Internet étant interrompu a Libreville depuis samedi dernier (afin d'éviter le flow d'information en provenance de l'étranger), le PDG (Parti Démocratique Gabonais) et certains de ses plus illustres membres n'ont sûrement pas eu la possibilité de surfer sur le site du Monde.fr ou le célèbre quotidien français publie des commentaires acerbes et très révélateurs d'une jeunesse gabonaise mal a l'aise a l'égard d'un parti au pouvoir sans partage depuis 42 années.

Le Monde, Libération ainsi que le New York Times reportent depuis hier les disputes en coulisse entre deux clans au sein du PDG. D'un cote Ali Ben Bongo, Ministre de La Défense, qui jouit des faveurs de Nicolas Sarkozy, et André Mba Obame, Ministre de l'intérieur, reconnu et apprécié par la diplomatie française et surtout issue de l'ethnie majoritaire au Gabon, Les Fangs, qui sans aucun doute pourrait avoir le support de prés de 40% de la population gabonaise.

De l'autre coté nous avons un clan constitué par ceux qui au sein du parti au pouvoir semblent être plus préoccupés par la sauvegarde de leurs propres intérêts politiques et avantages financiers plutôt que la stabilité du pays et le bien-être d'un peuple qui a été dépravé pendant plus de 40 ans des revenus pétroliers. Pascaline Bongo, femme d'affaire exceptionnelle et grand argentier de l'État auprès de son père, son actuel mari, Paul Toungui, Ministre des Affaires Étrangères et son précédent mari, Jean Ping, Président de la Commission de l'Union Africaine, forment la base solide de ce clan qui devrait sûrement essayer de pousser "leur candidat" au pouvoir exécutif afin de protéger leur assets bancaire en France. Leur gros problème et important désavantage, le faite que aucun d'entre eux jouit d'une certaine popularité au Gabon, ce qui semble diviser le PDG en ce moment sur le chemin a prendre pour continuer a régner sans partage.

Finalement, en l'absence d'opposant politique de poids et suffisamment confortable financièrement pour organiser une campagne électorale victorieuse, le pouvoir ne devrait pas échapper a une élite sans scrupules, mise en place par le défunt Omar Bongo Ondimba.
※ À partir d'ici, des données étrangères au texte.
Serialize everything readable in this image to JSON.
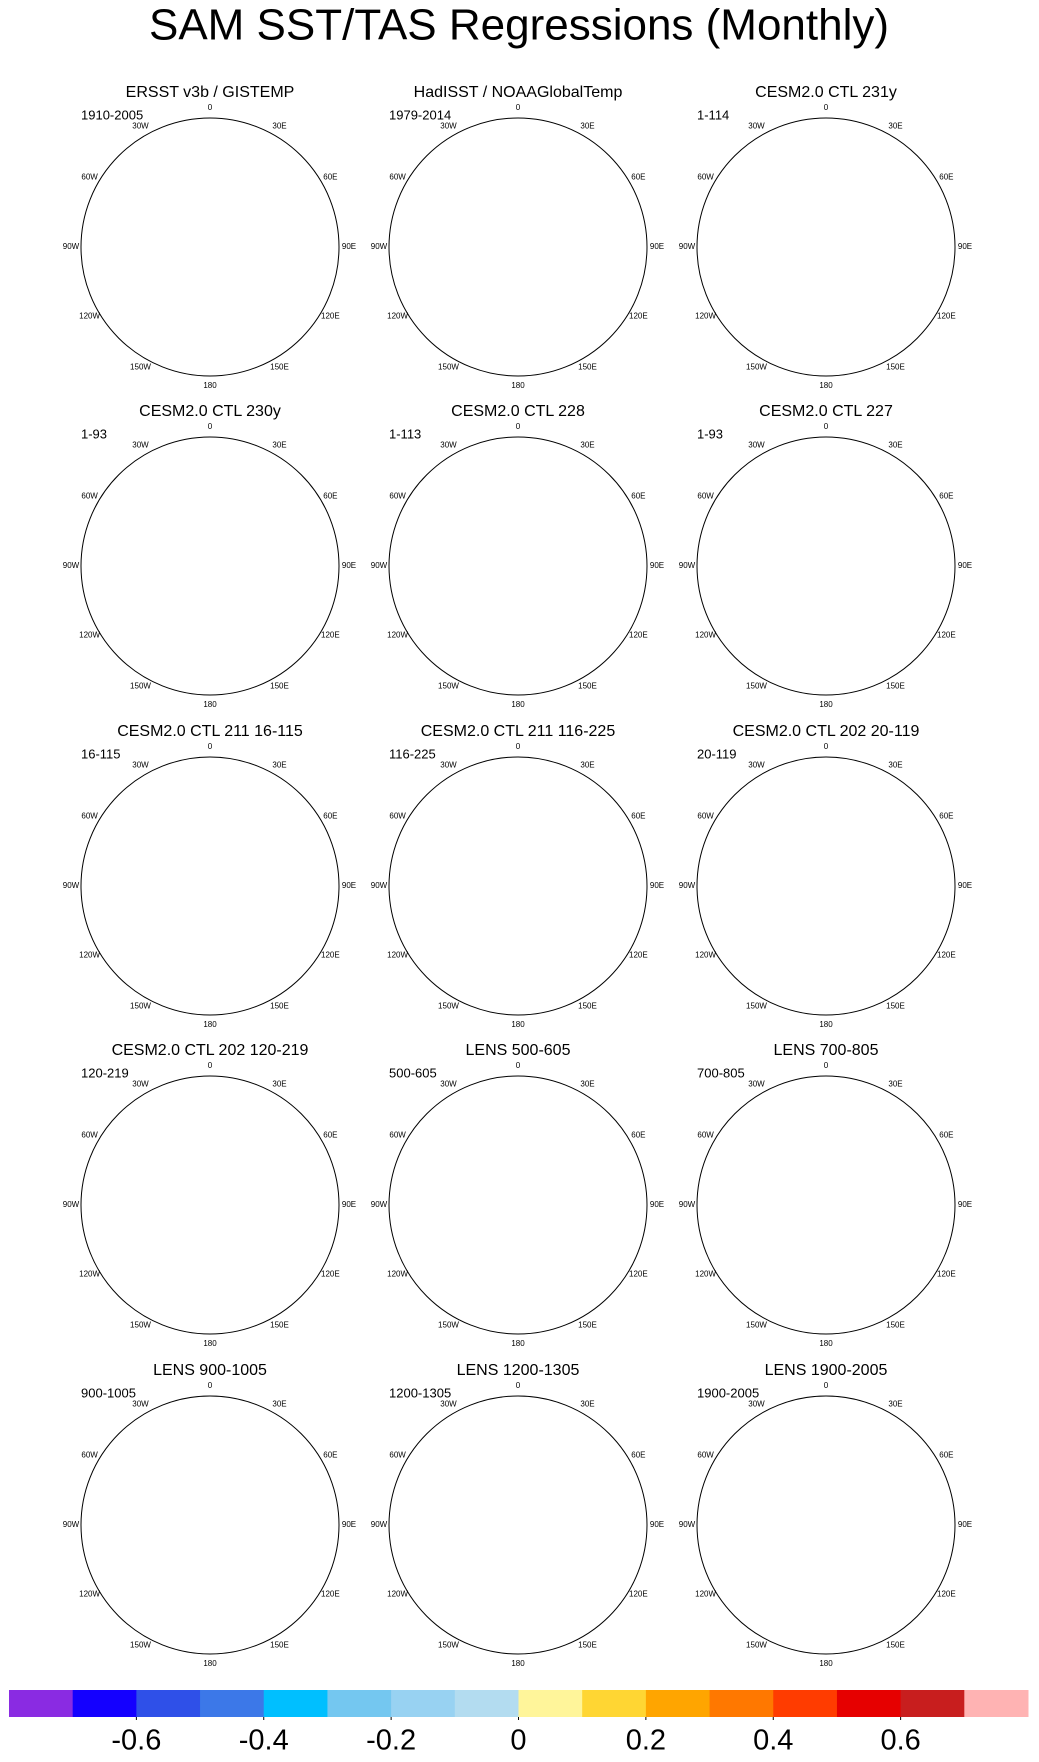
{
  "title": "SAM SST/TAS Regressions (Monthly)",
  "longitude_labels": [
    "0",
    "30E",
    "60E",
    "90E",
    "120E",
    "150E",
    "180",
    "150W",
    "120W",
    "90W",
    "60W",
    "30W"
  ],
  "panels": [
    {
      "title": "ERSST v3b / GISTEMP",
      "period": "1910-2005"
    },
    {
      "title": "HadISST / NOAAGlobalTemp",
      "period": "1979-2014"
    },
    {
      "title": "CESM2.0 CTL 231y",
      "period": "1-114"
    },
    {
      "title": "CESM2.0 CTL 230y",
      "period": "1-93"
    },
    {
      "title": "CESM2.0 CTL 228",
      "period": "1-113"
    },
    {
      "title": "CESM2.0 CTL 227",
      "period": "1-93"
    },
    {
      "title": "CESM2.0 CTL 211 16-115",
      "period": "16-115"
    },
    {
      "title": "CESM2.0 CTL 211 116-225",
      "period": "116-225"
    },
    {
      "title": "CESM2.0 CTL 202 20-119",
      "period": "20-119"
    },
    {
      "title": "CESM2.0 CTL 202 120-219",
      "period": "120-219"
    },
    {
      "title": "LENS 500-605",
      "period": "500-605"
    },
    {
      "title": "LENS 700-805",
      "period": "700-805"
    },
    {
      "title": "LENS 900-1005",
      "period": "900-1005"
    },
    {
      "title": "LENS 1200-1305",
      "period": "1200-1305"
    },
    {
      "title": "LENS 1900-2005",
      "period": "1900-2005"
    }
  ],
  "colorbar": {
    "range": [
      -0.8,
      0.8
    ],
    "colors": [
      "#8a2be2",
      "#1400ff",
      "#2f50e8",
      "#3c78e8",
      "#00bfff",
      "#74c7f0",
      "#98d2f2",
      "#b3dcf0",
      "#fff59a",
      "#ffd633",
      "#ffa500",
      "#ff7800",
      "#ff3c00",
      "#e60000",
      "#c81e1e",
      "#ffb3b3"
    ],
    "ticks": [
      -0.6,
      -0.4,
      -0.2,
      0,
      0.2,
      0.4,
      0.6
    ]
  }
}
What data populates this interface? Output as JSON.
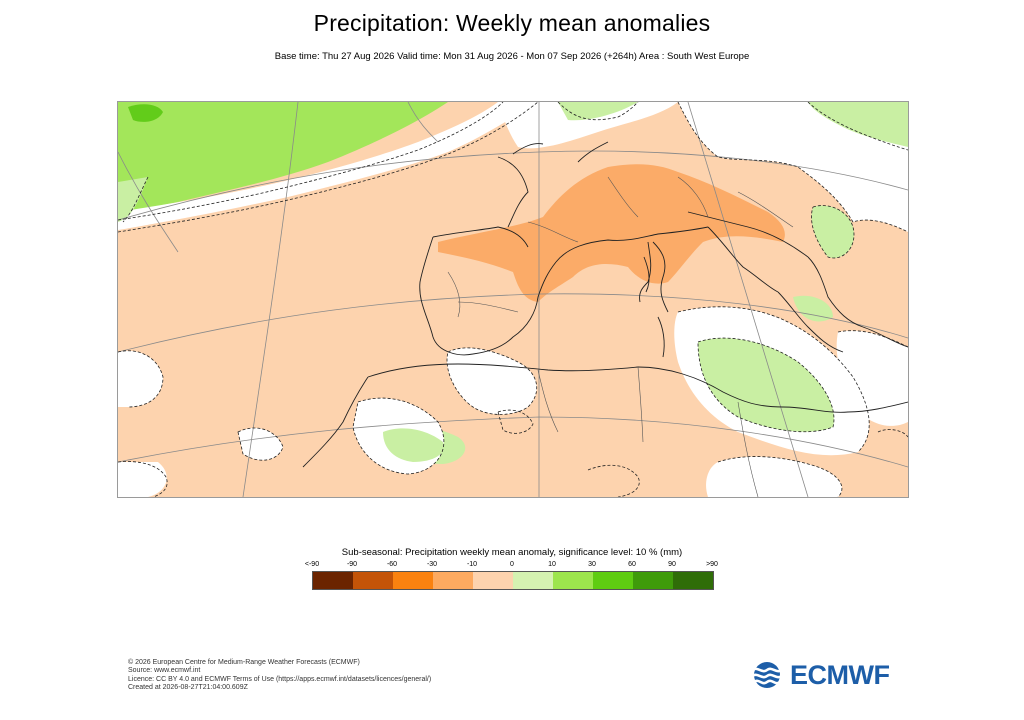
{
  "header": {
    "title": "Precipitation: Weekly mean anomalies",
    "subtitle": "Base time: Thu 27 Aug 2026 Valid time: Mon 31 Aug 2026 - Mon 07 Sep 2026 (+264h) Area : South West Europe"
  },
  "map": {
    "area": "South West Europe",
    "land_color": "#fbd3ae",
    "coast_color": "#222222",
    "border_color": "#555555",
    "graticule_color": "#8a8a8a",
    "significance_contour": "dashed"
  },
  "legend": {
    "title": "Sub-seasonal: Precipitation weekly mean anomaly, significance level: 10 % (mm)",
    "tick_labels": [
      "<-90",
      "-90",
      "-60",
      "-30",
      "-10",
      "0",
      "10",
      "30",
      "60",
      "90",
      ">90"
    ],
    "colors": [
      "#6b2400",
      "#c45408",
      "#fa8210",
      "#fdaa60",
      "#fdd3ae",
      "#d5f2b1",
      "#9de54d",
      "#5fcc11",
      "#3f9b0a",
      "#2f6d08"
    ]
  },
  "footer": {
    "lines": [
      "© 2026 European Centre for Medium-Range Weather Forecasts (ECMWF)",
      "Source: www.ecmwf.int",
      "Licence: CC BY 4.0 and ECMWF Terms of Use (https://apps.ecmwf.int/datasets/licences/general/)",
      "Created at 2026-08-27T21:04:00.609Z"
    ]
  },
  "logo": {
    "text": "ECMWF",
    "color": "#1d5ea8"
  }
}
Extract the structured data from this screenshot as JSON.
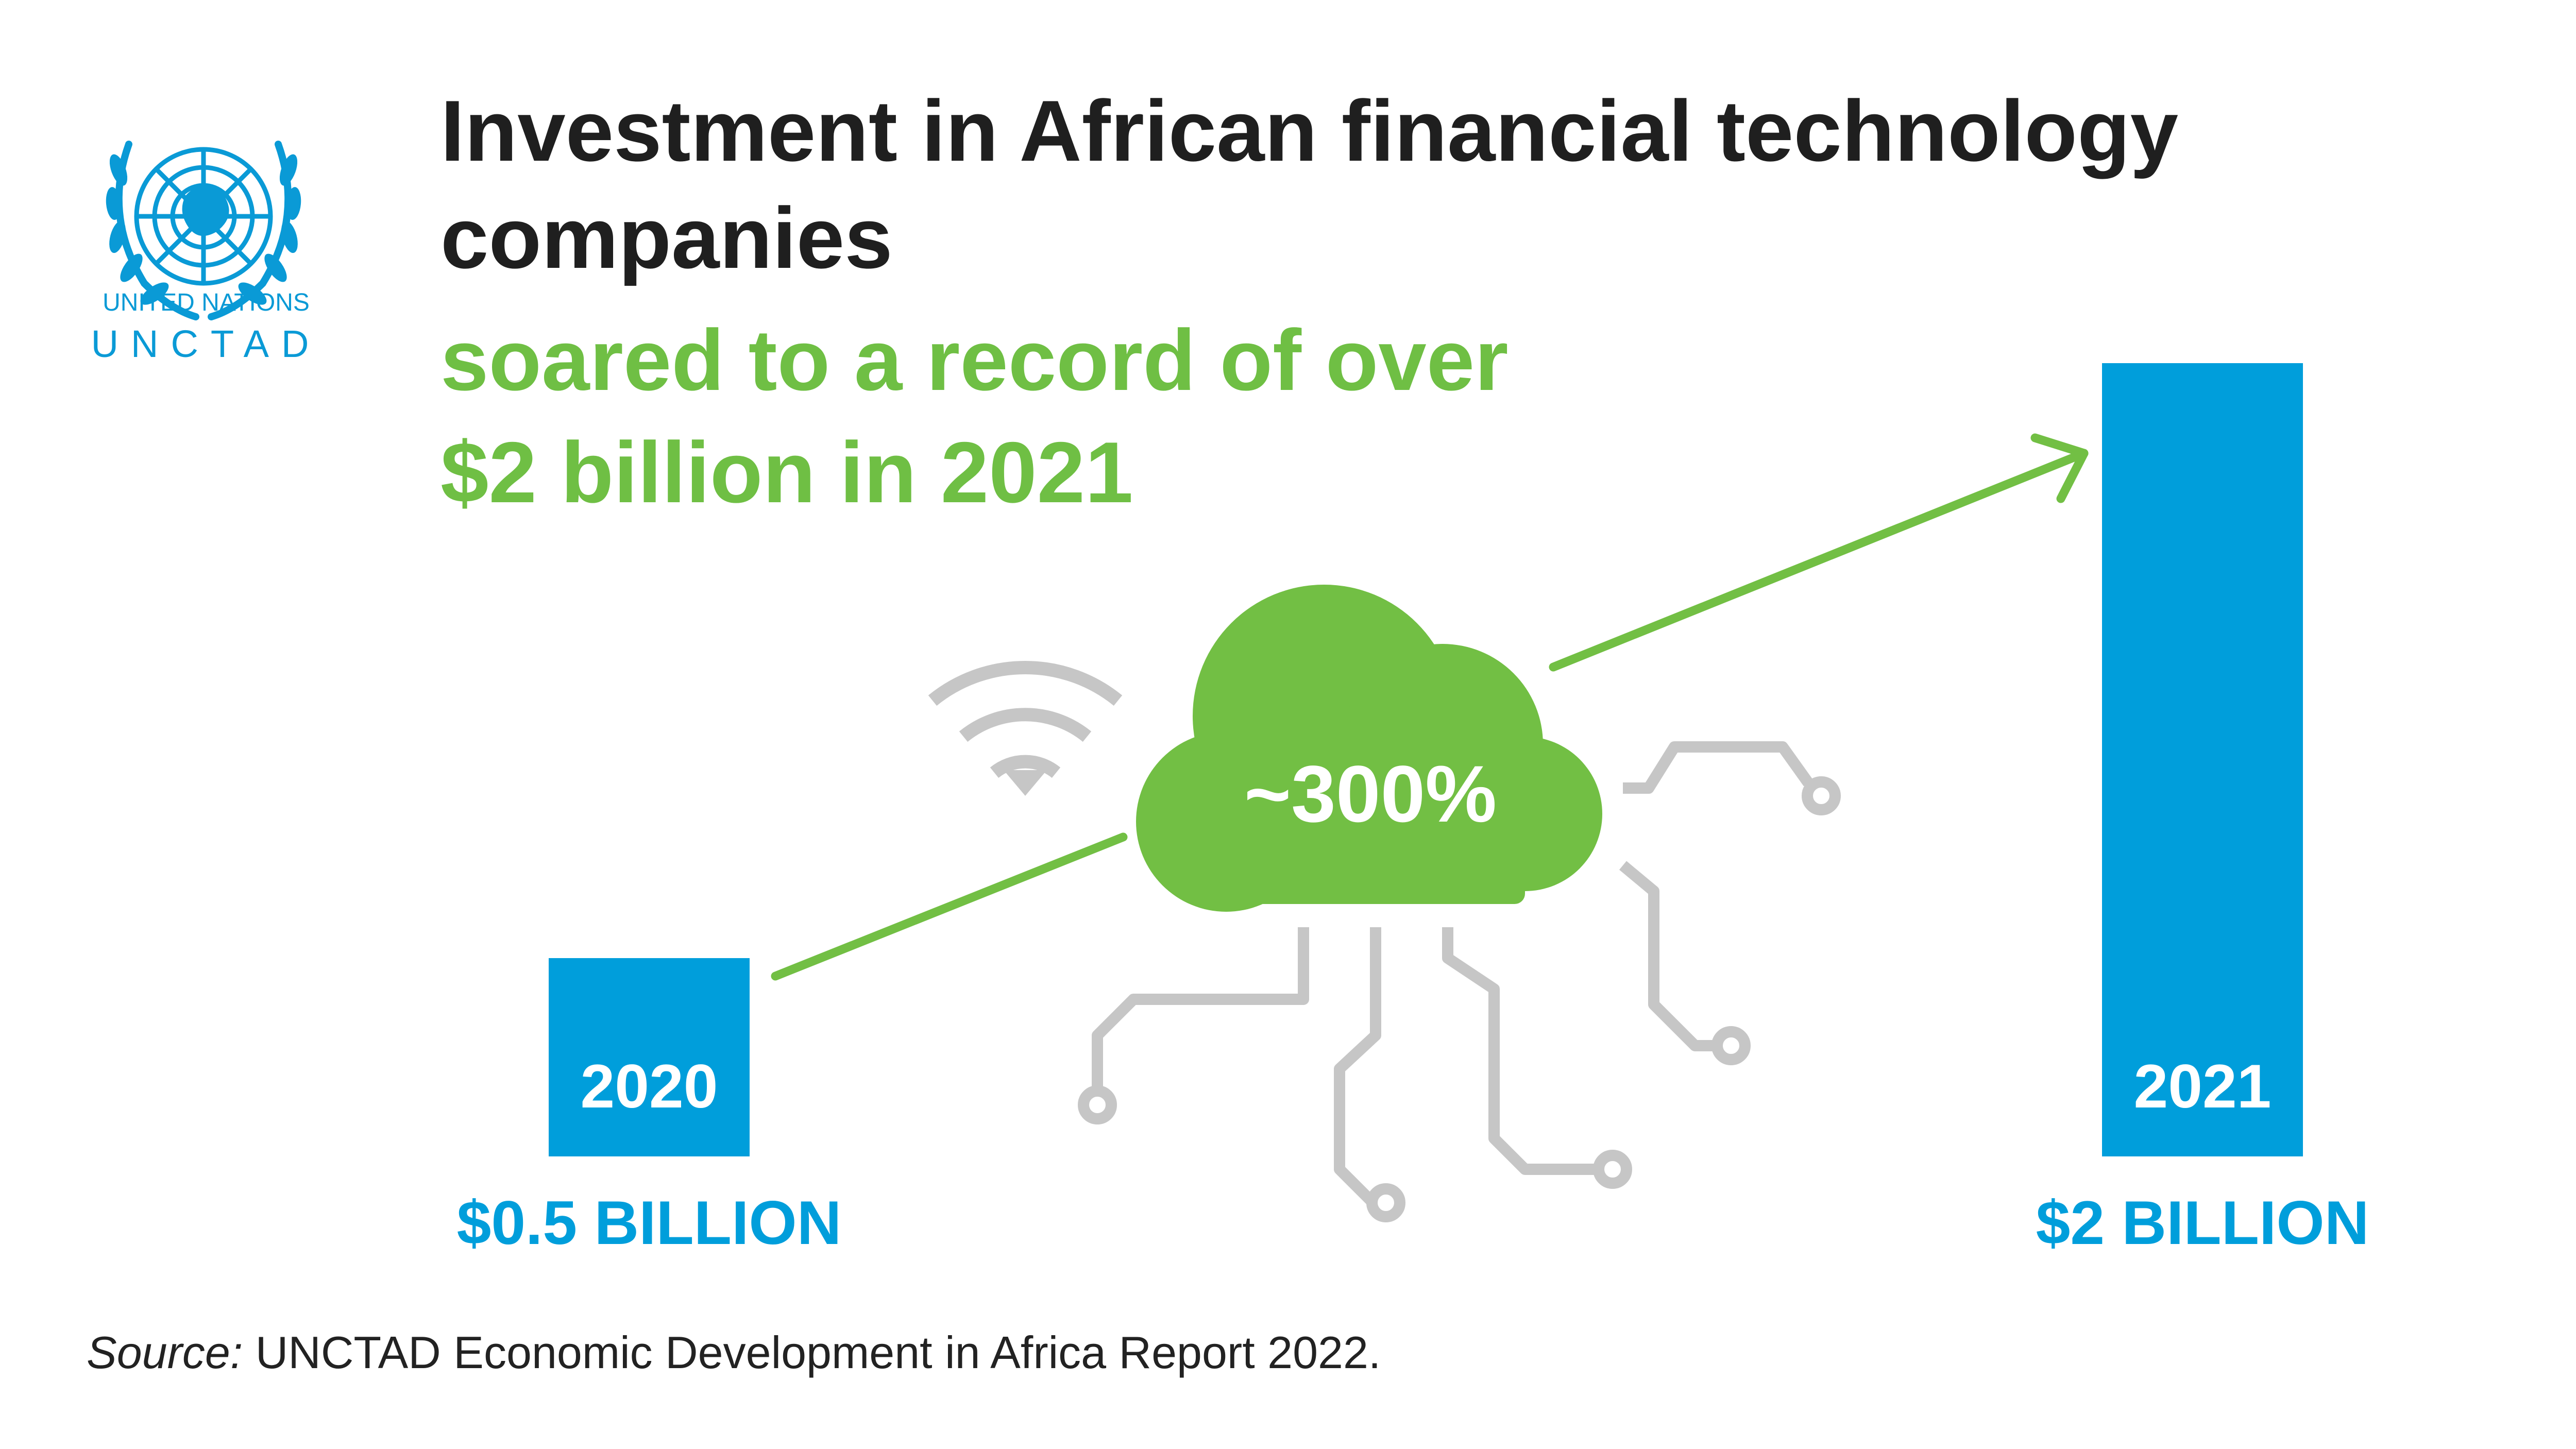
{
  "logo": {
    "org_line1": "UNITED NATIONS",
    "org_line2": "UNCTAD"
  },
  "header": {
    "title": "Investment in African financial technology companies",
    "subtitle_line1": "soared to a record of over",
    "subtitle_line2": "$2 billion in 2021"
  },
  "growth_label": "~300%",
  "colors": {
    "bar": "#009edb",
    "accent_green": "#72bf44",
    "circuit_gray": "#c6c6c6",
    "title": "#1f1f1f"
  },
  "icons": [
    "wifi-icon",
    "cloud-icon",
    "circuit-lines-icon",
    "growth-arrow-icon",
    "un-emblem-icon"
  ],
  "chart_data": {
    "type": "bar",
    "categories": [
      "2020",
      "2021"
    ],
    "values": [
      0.5,
      2
    ],
    "value_labels": [
      "$0.5 BILLION",
      "$2 BILLION"
    ],
    "unit": "billion USD",
    "ylim": [
      0,
      2
    ],
    "grid": false,
    "legend": "none"
  },
  "footer": {
    "source_label": "Source:",
    "source_text": "UNCTAD Economic Development in Africa Report 2022."
  }
}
Sans aucun parti pris de ma part, je pense que les décisions prises par Ali Ben Bongo lundi en fin de soirée au sujet de déployer l'armée dans les les rues de Libreville et a l'intérieur du pays pour sécuriser certains points stratégiques et rassurer la population du Haut-Ogoué furent sensibles mais nécessaire et surtout bien accueilli par le peuple, après tout, en tant que Ministre de La Défense et avec le support dont il jouit au sein de l'armée, il aurait été facile pour lui de se saisir du pouvoir et d'imposer une période de transition afin de pouvoir diriger le pays avec une main de fer. Au contraire et sûrement a la surprise de certains, il s'est effacer et a accepter les termes de la constitution, afin de tenter sa chance démocratiquement auprès du peuple gabonais lors de la prochaine élection présidentielle.